New Salt for Advanced Lithium Ion Battery for Electric Vehicles (May 13, 2009) — A University of Rhode Island chemistry professor has discovered a new salt to develop an advanced lithium ion battery for use in the hybrid and electric vehicles.

lithium-carbonateThe URI professor and his research group have been studying the mechanism that causes lithium ion batteries to degrade over time. The best salts for lithium ion batteries are those that have high conductivity and excellent stability. “Few molecular structures are both,” Brett Lucht, co-director of the URI Energy Center, said.

“The lithium ion batteries that power laptops and cell phones and PDAs work well for those applications because those devices have short life spans, typically less than five years,” he said.

Lithium ion batteries have greater energy density than the nickel metal hydride batteries currently used in hybrid vehicles, which means they can provide the same amount of power as batteries nearly twice their size and weight.

Smaller, lighter weight batteries will help to extend the range and gas mileage of hybrid vehicles.

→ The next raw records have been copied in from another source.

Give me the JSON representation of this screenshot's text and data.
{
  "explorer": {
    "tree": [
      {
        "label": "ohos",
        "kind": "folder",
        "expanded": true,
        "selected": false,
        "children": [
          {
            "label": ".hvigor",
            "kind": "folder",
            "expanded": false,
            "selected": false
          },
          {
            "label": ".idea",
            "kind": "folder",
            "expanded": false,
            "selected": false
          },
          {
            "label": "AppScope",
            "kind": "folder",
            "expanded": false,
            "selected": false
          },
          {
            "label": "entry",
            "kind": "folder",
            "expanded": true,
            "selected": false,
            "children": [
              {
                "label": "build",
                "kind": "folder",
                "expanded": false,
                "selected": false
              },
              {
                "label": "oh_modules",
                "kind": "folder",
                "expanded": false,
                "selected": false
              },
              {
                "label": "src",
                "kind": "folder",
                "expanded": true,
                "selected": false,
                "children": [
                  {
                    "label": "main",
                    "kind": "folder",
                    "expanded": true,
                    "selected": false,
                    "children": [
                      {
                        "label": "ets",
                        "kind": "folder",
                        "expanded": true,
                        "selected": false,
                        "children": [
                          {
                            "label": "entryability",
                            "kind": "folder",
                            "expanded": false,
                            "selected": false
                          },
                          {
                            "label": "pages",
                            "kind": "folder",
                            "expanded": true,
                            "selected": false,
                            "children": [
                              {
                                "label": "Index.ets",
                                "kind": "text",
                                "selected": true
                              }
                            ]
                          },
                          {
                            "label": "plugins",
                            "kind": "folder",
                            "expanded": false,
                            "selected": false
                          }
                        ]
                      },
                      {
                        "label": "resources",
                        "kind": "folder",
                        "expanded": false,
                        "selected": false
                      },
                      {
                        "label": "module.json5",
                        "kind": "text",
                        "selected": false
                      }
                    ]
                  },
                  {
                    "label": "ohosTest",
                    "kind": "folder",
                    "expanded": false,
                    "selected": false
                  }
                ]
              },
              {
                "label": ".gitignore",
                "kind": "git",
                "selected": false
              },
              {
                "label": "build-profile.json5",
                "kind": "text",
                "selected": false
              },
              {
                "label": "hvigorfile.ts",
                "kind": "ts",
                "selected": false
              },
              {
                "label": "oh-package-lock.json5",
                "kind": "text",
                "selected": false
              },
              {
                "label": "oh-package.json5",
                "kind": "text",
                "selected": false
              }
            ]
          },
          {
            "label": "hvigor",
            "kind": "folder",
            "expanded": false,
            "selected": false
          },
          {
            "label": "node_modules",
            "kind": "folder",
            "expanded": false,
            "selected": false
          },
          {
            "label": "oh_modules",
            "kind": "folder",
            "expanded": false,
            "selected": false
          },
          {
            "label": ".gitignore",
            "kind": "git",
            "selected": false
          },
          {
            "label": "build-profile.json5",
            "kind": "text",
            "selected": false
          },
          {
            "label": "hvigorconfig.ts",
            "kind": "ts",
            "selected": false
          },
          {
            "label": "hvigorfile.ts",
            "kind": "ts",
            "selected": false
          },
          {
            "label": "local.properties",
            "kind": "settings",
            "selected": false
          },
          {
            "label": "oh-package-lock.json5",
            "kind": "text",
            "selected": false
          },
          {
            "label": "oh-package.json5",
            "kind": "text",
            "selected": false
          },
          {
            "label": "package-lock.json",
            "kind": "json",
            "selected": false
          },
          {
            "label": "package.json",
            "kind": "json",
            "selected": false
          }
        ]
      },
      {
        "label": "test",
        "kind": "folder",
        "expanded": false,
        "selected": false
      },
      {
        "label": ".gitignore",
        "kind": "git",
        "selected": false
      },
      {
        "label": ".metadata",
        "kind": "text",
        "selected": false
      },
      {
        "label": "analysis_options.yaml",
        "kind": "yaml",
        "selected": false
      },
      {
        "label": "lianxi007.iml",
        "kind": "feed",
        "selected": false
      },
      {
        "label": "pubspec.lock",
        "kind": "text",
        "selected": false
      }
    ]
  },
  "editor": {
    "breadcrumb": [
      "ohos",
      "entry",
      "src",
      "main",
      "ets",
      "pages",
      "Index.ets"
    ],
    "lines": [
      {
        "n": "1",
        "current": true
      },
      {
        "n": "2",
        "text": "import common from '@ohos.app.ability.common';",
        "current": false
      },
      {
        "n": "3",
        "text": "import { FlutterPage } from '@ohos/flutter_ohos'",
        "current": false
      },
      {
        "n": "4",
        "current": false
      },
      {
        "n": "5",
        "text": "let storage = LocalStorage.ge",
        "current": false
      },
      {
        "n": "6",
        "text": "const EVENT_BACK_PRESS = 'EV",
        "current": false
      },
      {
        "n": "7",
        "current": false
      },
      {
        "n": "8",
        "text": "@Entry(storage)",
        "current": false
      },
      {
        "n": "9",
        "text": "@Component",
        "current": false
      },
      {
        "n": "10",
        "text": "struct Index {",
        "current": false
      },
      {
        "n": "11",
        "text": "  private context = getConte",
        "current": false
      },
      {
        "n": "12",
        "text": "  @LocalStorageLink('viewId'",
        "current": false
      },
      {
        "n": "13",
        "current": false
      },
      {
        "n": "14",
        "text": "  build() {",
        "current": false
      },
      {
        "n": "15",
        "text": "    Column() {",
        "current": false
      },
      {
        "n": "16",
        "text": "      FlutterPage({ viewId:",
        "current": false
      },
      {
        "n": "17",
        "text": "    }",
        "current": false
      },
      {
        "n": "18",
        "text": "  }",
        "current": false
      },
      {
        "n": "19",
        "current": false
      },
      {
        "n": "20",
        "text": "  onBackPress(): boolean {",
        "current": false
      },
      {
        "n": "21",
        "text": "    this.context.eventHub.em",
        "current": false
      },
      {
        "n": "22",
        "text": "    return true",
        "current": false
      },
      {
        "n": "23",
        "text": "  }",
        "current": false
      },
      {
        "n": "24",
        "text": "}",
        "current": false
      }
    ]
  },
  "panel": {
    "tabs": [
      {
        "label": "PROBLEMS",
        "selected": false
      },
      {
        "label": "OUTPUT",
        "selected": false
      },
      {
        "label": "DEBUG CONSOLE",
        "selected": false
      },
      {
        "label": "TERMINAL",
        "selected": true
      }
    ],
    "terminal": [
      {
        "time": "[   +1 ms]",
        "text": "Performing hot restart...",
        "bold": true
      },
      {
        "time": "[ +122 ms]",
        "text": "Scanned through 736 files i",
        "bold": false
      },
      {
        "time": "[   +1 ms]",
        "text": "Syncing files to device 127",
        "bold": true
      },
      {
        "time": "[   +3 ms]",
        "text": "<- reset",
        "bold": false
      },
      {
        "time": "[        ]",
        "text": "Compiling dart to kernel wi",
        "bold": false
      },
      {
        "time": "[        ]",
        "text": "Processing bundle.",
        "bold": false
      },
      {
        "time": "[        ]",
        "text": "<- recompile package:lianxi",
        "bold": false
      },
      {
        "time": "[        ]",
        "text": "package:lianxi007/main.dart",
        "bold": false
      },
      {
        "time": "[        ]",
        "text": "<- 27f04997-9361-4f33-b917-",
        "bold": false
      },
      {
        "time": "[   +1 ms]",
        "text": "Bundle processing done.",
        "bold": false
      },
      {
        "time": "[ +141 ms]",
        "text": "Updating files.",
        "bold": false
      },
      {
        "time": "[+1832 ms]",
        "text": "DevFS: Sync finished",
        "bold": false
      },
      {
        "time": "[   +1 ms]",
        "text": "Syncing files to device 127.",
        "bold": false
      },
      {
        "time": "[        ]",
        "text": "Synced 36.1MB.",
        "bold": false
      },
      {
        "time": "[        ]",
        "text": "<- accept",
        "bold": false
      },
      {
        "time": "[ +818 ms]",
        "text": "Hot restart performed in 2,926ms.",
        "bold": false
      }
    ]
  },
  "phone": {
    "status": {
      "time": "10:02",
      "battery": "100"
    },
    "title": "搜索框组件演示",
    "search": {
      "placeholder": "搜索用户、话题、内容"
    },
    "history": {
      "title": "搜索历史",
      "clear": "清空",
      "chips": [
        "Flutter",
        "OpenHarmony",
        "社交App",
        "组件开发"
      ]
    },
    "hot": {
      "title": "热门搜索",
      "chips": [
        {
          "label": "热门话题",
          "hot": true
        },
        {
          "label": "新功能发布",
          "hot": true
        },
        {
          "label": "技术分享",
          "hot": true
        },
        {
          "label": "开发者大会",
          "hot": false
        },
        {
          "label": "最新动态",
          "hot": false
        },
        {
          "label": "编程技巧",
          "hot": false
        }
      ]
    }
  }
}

“Most of the problems associated with the aging of batteries are due to the electrolyte – the liquid in the battery that contains dissolved salts and that allows the lithium ions to go back and forth between the electrodes,” explained Lucht.

Lucht has also developed additives for lithium ion batteries that stabilize the salt in the battery electrolytes and inhibit its degradation due to heat. These additives have been successfully tested in small lithium ion batteries, and testing in larger batteries is now under way.

Brett Lucht recently received a $731,000 contract from the Batteries for Advanced Transportation Technologies program, which is supported by the U.S. Department of Energy’s Office of Vehicle Technologies.